The selection of variables specified in the `...`-ellipses-argument is powered by dplyr's `select()` and tidyselect's `select_helpers()`. This means, you can use existing functions like `:` to select a range of variables, or also use tidyselect's `select_helpers`, like `contains()` or `one_of()`.

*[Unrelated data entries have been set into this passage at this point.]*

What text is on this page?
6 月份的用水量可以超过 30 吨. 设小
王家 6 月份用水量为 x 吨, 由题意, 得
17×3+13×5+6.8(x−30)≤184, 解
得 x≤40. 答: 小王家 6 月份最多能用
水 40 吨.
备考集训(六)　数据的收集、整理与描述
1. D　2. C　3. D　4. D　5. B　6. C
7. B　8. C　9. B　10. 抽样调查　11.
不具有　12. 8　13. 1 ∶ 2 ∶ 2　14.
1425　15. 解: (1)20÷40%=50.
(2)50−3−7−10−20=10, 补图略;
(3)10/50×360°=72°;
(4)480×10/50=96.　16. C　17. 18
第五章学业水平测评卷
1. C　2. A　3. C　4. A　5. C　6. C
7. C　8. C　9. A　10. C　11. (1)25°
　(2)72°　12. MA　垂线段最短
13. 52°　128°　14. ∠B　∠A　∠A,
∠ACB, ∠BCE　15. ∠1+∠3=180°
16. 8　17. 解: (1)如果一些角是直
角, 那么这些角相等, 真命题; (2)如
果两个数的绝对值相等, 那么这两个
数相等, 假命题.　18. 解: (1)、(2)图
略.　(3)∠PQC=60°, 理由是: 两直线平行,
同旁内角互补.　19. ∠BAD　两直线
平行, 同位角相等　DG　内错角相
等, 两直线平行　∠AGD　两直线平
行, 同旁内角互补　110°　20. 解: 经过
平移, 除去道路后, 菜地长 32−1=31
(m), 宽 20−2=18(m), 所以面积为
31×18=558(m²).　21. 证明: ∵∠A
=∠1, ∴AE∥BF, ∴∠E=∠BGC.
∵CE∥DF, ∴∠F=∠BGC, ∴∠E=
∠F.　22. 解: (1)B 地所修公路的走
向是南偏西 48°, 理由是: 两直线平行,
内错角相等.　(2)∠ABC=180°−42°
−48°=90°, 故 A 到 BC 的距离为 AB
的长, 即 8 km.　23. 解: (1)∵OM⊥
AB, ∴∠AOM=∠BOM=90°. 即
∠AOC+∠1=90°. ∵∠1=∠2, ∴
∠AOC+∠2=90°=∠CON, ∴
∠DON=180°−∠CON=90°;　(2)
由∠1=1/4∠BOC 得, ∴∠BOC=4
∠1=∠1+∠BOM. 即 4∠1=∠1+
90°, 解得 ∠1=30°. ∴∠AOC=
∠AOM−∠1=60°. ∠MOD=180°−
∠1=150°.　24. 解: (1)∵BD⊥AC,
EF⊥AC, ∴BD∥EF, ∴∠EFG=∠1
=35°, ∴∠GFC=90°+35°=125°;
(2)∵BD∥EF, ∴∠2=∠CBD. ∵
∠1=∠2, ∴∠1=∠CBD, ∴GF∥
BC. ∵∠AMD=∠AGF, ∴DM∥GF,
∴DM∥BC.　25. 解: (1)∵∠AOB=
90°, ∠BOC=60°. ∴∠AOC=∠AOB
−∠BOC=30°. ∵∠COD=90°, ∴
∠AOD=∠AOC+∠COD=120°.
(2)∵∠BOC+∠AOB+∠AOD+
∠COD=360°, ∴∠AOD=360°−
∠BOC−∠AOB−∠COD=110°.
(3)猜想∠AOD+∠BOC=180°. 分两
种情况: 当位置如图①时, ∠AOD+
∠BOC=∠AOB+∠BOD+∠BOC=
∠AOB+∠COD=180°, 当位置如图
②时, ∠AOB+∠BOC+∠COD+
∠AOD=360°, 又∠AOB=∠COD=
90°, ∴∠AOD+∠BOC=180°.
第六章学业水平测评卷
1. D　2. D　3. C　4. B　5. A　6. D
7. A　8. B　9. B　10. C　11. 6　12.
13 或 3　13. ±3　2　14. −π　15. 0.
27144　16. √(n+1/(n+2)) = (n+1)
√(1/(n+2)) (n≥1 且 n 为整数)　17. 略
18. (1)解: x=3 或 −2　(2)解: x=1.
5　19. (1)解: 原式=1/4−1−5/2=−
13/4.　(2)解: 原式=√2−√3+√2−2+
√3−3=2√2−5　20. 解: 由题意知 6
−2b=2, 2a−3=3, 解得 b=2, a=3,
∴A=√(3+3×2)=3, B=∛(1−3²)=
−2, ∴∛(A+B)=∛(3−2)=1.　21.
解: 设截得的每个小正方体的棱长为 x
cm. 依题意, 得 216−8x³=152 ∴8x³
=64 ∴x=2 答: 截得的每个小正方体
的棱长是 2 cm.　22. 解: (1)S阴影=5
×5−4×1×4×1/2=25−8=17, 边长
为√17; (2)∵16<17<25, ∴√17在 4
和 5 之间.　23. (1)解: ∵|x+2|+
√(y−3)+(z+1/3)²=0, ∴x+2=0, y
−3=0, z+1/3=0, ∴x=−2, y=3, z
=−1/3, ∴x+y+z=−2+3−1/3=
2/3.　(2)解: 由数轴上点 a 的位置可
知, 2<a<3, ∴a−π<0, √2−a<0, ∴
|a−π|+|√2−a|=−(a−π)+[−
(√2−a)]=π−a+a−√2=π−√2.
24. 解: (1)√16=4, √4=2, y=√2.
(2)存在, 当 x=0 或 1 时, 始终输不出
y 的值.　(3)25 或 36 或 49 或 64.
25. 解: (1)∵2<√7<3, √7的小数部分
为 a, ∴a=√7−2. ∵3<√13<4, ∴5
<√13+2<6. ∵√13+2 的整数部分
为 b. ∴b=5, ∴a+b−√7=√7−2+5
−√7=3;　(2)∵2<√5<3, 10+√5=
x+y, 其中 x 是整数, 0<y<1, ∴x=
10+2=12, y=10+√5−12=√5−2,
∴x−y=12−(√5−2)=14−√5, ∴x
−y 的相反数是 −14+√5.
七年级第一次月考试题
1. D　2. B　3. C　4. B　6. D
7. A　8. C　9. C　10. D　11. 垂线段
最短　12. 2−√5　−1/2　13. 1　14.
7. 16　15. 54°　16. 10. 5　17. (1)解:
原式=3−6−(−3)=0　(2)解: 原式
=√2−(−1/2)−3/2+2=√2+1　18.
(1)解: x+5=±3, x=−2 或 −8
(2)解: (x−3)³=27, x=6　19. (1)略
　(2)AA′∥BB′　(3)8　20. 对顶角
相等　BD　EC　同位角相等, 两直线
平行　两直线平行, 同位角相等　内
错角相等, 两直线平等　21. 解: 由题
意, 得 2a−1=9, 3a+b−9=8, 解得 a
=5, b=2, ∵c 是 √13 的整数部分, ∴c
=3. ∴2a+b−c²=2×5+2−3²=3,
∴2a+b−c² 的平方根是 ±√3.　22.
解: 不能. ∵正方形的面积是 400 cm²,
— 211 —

```{r echo=FALSE, message=FALSE}
library(dplyr)
```
```{r collapse=TRUE}
# select all variables with "cop" in their names, and also
# the range from c161sex to c175empl
rec(
  efc, contains("cop"), c161sex:c175empl, 
  rec = "0,1=0; else=1", 
  append = FALSE
) %>% head()

# center all variables with "age" in name, variable c12hour
# and all variables from column 19 to 21
center(efc, c12hour, contains("age"), 19:21, append = FALSE) %>% head()
```

## The function-types

There are two types of function designs:

### coercing/converting functions

Functions like `to_factor()` or `to_label()`, which convert variables into other types or add additional information like variable or value labels as attribute, typically _return the complete data frame_ that was given as first argument _without any new variables_. The variables specified in the `...`-ellipses argument are converted (overwritten), all other variables remain unchanged.

```{r}
x <- efc[, 3:5]

x %>% str()

to_factor(x, e42dep, e16sex) %>% str()
```

### transformation/recoding functions

Functions like `rec()` or `dicho()`, which transform or recode variables, by default add _the transformed or recoded variables_ to the data frame, so they return the new variables _and_ the original data as combined data frame. To return _only the transformed and recoded variables_ specified in the `...`-ellipses argument, use argument `append = FALSE`.

```{r}
# complete data, including new columns
rec(efc, c82cop1, c83cop2, rec = "1,2=0; 3:4=2", append = TRUE) %>% head()

# only new columns
rec(efc, c82cop1, c83cop2, rec = "1,2=0; 3:4=2", append = FALSE) %>% head()
```

These variables usually get a suffix, so you can bind these variables as new columns to a data frame, for instance with `add_columns()`. The function `add_columns()` is useful if you want to bind/add columns within a pipe-chain _to the end_ of a data frame.

```{r}
efc %>% 
  rec(c82cop1, c83cop2, rec = "1,2=0; 3:4=2", append = FALSE) %>% 
  add_columns(efc) %>% 
  head()
```

If `append = TRUE` and `suffix = ""`, recoded variables will replace (overwrite) existing variables.

```{r}
# complete data, existing columns c82cop1 and c83cop2 are replaced
rec(efc, c82cop1, c83cop2, rec = "1,2=0; 3:4=2", append = TRUE, suffix = "") %>% head()
```

## sjmisc and dplyr

The functions of **sjmisc** are designed to work together seamlessly with other packages from the tidyverse, like **dplyr**. For instance, you can use the functions from **sjmisc** both within a pipe-worklflow to manipulate data frames, or to create new variables with `mutate()`:

```{r}
efc %>% 
  select(c82cop1, c83cop2) %>% 
  rec(rec = "1,2=0; 3:4=2") %>% 
  head()

efc %>% 
  select(c82cop1, c83cop2) %>% 
  mutate(
    c82cop1_dicho = rec(c82cop1, rec = "1,2=0; 3:4=2"),
    c83cop2_dicho = rec(c83cop2, rec = "1,2=0; 3:4=2")
  ) %>% 
  head()
```

This makes it easy to adapt the **sjmisc** functions to your own workflow.